I am trying to prove that there exists $ \theta \in \mathbb R$ such that $- \frac{i}{2}(w^n-w^{-n})=\sin(n\theta)$ for all $n\in \mathbb N$
To begin, I thought about using DMT which states that
$(\cos\theta+i\sin\theta)^n= \cos(n\theta)+i\sin(n\theta),$ for any $\theta\in\mathbb R$, $n\in\mathbb Z$ but I am not exactly sure how to use this proposition in the proof.
Any help is appreciated!
On
Hint: Multiplication by $w$ is a rotation of a certain angle $θ$ about the origin because $|w| = 1$. So multiplication by $w^n$ is of course a rotation of $nθ$ about the origin.
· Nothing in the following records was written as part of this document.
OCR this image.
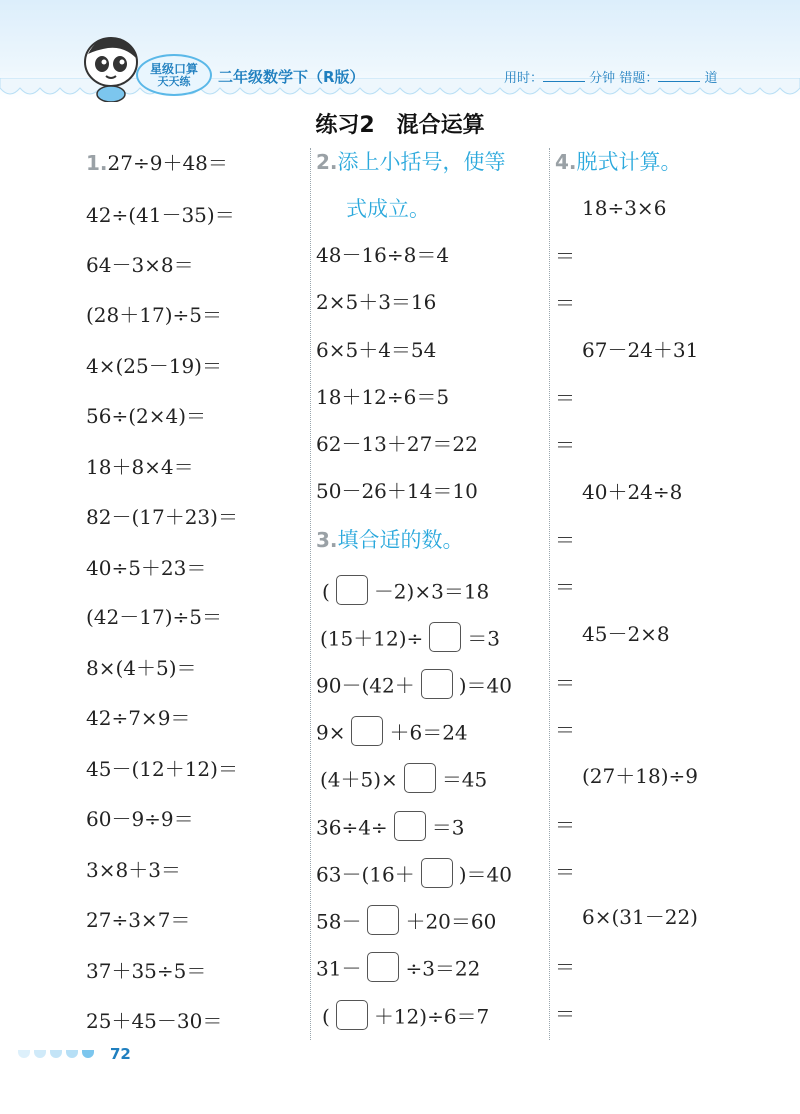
星级口算
天天练 二年级数学下（R版）	用时：	分钟 错题：	道
练习2　混合运算
1.27÷9＋48＝
42÷(41－35)＝
64－3×8＝
(28＋17)÷5＝
4×(25－19)＝
56÷(2×4)＝
18＋8×4＝
82－(17＋23)＝
40÷5＋23＝
(42－17)÷5＝
8×(4＋5)＝
42÷7×9＝
45－(12＋12)＝
60－9÷9＝
3×8＋3＝
27÷3×7＝
37＋35÷5＝
25＋45－30＝
2.添上小括号，使等
式成立。
48－16÷8＝4
2×5＋3＝16
6×5＋4＝54
18＋12÷6＝5
62－13＋27＝22
50－26＋14＝10
3.填合适的数。
( －2)×3＝18
(15＋12)÷ ＝3
90－(42＋ )＝40
9× ＋6＝24
(4＋5)× ＝45
36÷4÷ ＝3
63－(16＋ )＝40
58－ ＋20＝60
31－ ÷3＝22
( ＋12)÷6＝7
4.脱式计算。
18÷3×6
＝
＝
67－24＋31
＝
＝
40＋24÷8
＝
＝
45－2×8
＝
＝
(27＋18)÷9
＝
＝
6×(31－22)
＝
＝
72
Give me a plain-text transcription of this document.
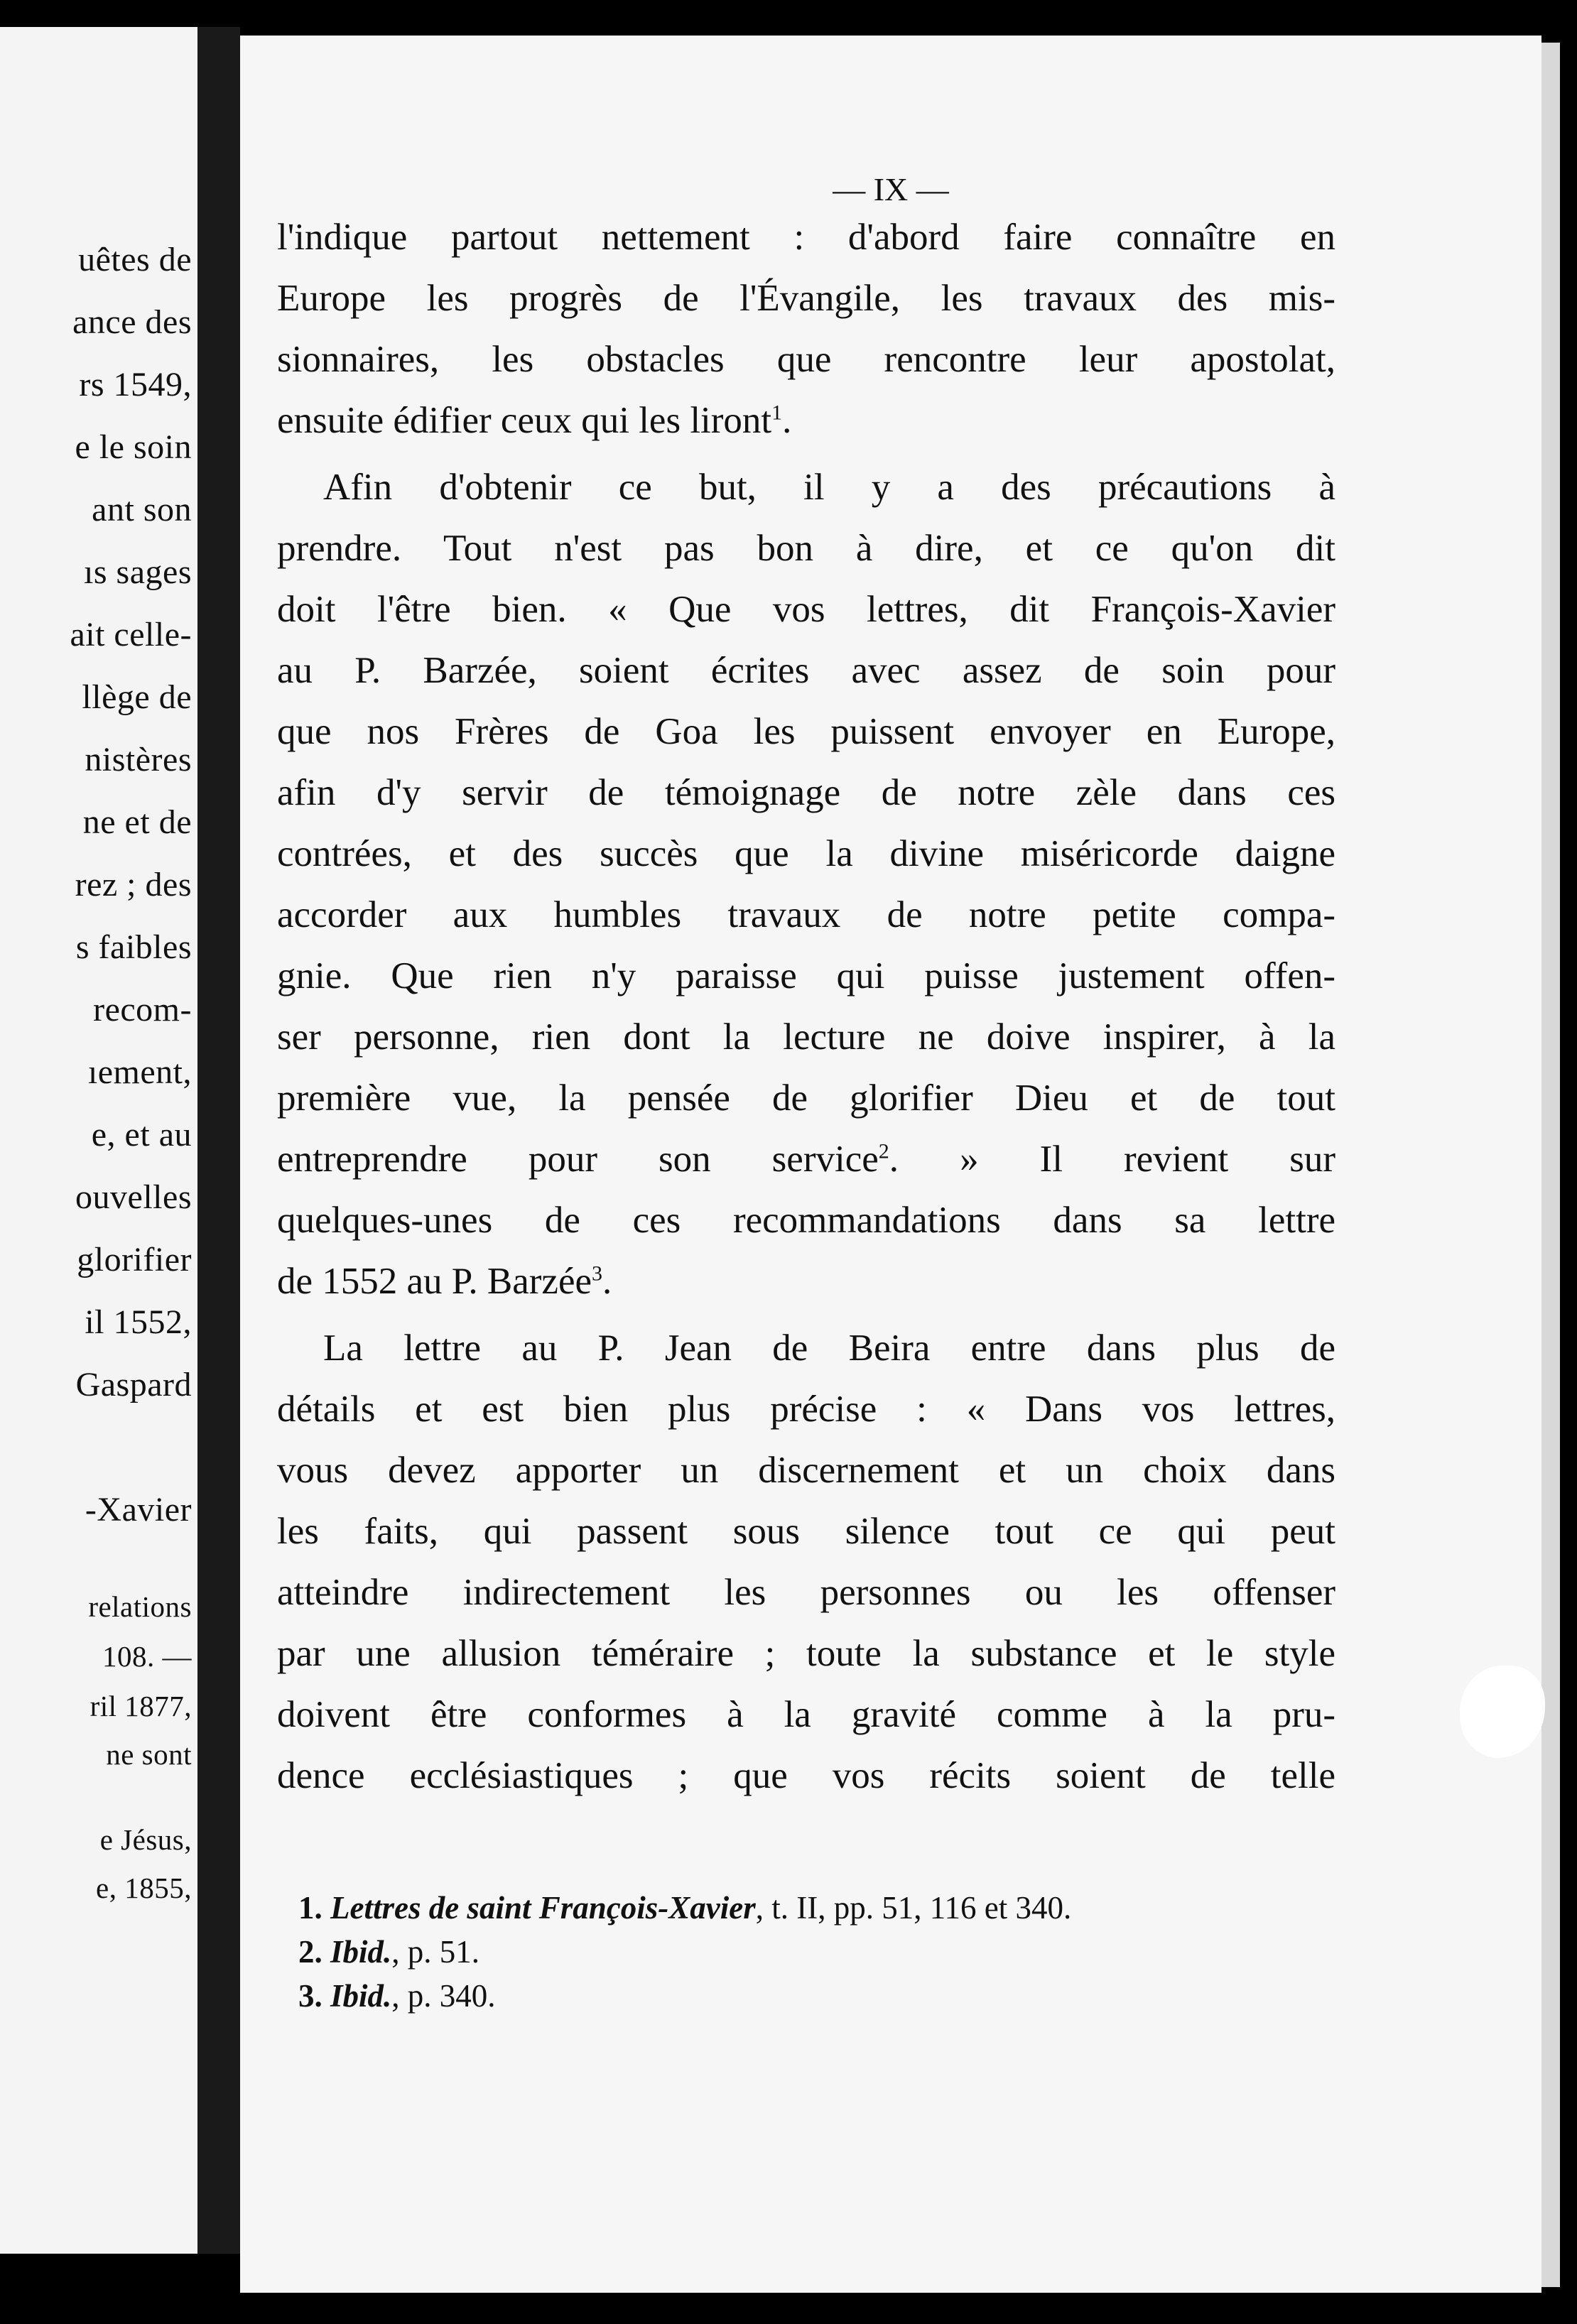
uêtes de
ance des
rs 1549,
e le soin
ant son
ıs sages
ait celle-
llège de
nistères
ne et de
rez ; des
s faibles
recom-
ıement,
e, et au
ouvelles
glorifier
il 1552,
Gaspard
-Xavier
relations
108. —
ril 1877,
ne sont
e Jésus,
e, 1855,
— IX —
l'indique partout nettement : d'abord faire connaître en
Europe les progrès de l'Évangile, les travaux des mis-
sionnaires, les obstacles que rencontre leur apostolat,
ensuite édifier ceux qui les liront$^1$.
Afin d'obtenir ce but, il y a des précautions à
prendre. Tout n'est pas bon à dire, et ce qu'on dit
doit l'être bien. « Que vos lettres, dit François-Xavier
au P. Barzée, soient écrites avec assez de soin pour
que nos Frères de Goa les puissent envoyer en Europe,
afin d'y servir de témoignage de notre zèle dans ces
contrées, et des succès que la divine miséricorde daigne
accorder aux humbles travaux de notre petite compa-
gnie. Que rien n'y paraisse qui puisse justement offen-
ser personne, rien dont la lecture ne doive inspirer, à la
première vue, la pensée de glorifier Dieu et de tout
entreprendre pour son service$^2$. » Il revient sur
quelques-unes de ces recommandations dans sa lettre
de 1552 au P. Barzée$^3$.
La lettre au P. Jean de Beira entre dans plus de
détails et est bien plus précise : « Dans vos lettres,
vous devez apporter un discernement et un choix dans
les faits, qui passent sous silence tout ce qui peut
atteindre indirectement les personnes ou les offenser
par une allusion téméraire ; toute la substance et le style
doivent être conformes à la gravité comme à la pru-
dence ecclésiastiques ; que vos récits soient de telle
1. Lettres de saint François-Xavier, t. II, pp. 51, 116 et 340.
2. Ibid., p. 51.
3. Ibid., p. 340.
Also, $w^{-1}$ is the reflection of $w$ about the real axis because $|w| = 1$. Same for $w^{-n}$ and $w^n$.
On
Given that: $- \frac{i}{2}(w^n-w^{-n})=\sin(n\theta)$ for all $n\in \mathbb N$
So we can say that $$-2i\cdot \frac{i}{2}(w^n-w^{-n})=2i \sin(n\theta)$$ $$(w^n-w^{-n})=\left(\cos n\theta + i\sin n\theta \right) - \left(\cos n\theta - i\sin n\theta \right)$$ $$(w^n-w^{-n})=\left(\cos \theta + i\sin \theta \right)^n - \left(\cos \theta + i\sin \theta \right)^{-n}$$
So it is evident from above that: $$w=\cos \theta + i\sin \theta $$ and hence $\theta$ is the argument of the complex number $w$.
If you put $w=\cos\theta + i\sin\theta$, then as you have noted, we have $w^n = \cos(n\theta) + i\sin(n\theta)$, and also $w^{-n} = \cos(n\theta) - i\sin(n\theta)$. Hence $$-\frac{i}{2}(w^n - w^{-n}) = -\frac{i}{2}(2i\sin(n\theta)) = \sin(n\theta),$$ so it turns out that you can pick $\theta$ to be the argument of the complex number $w$.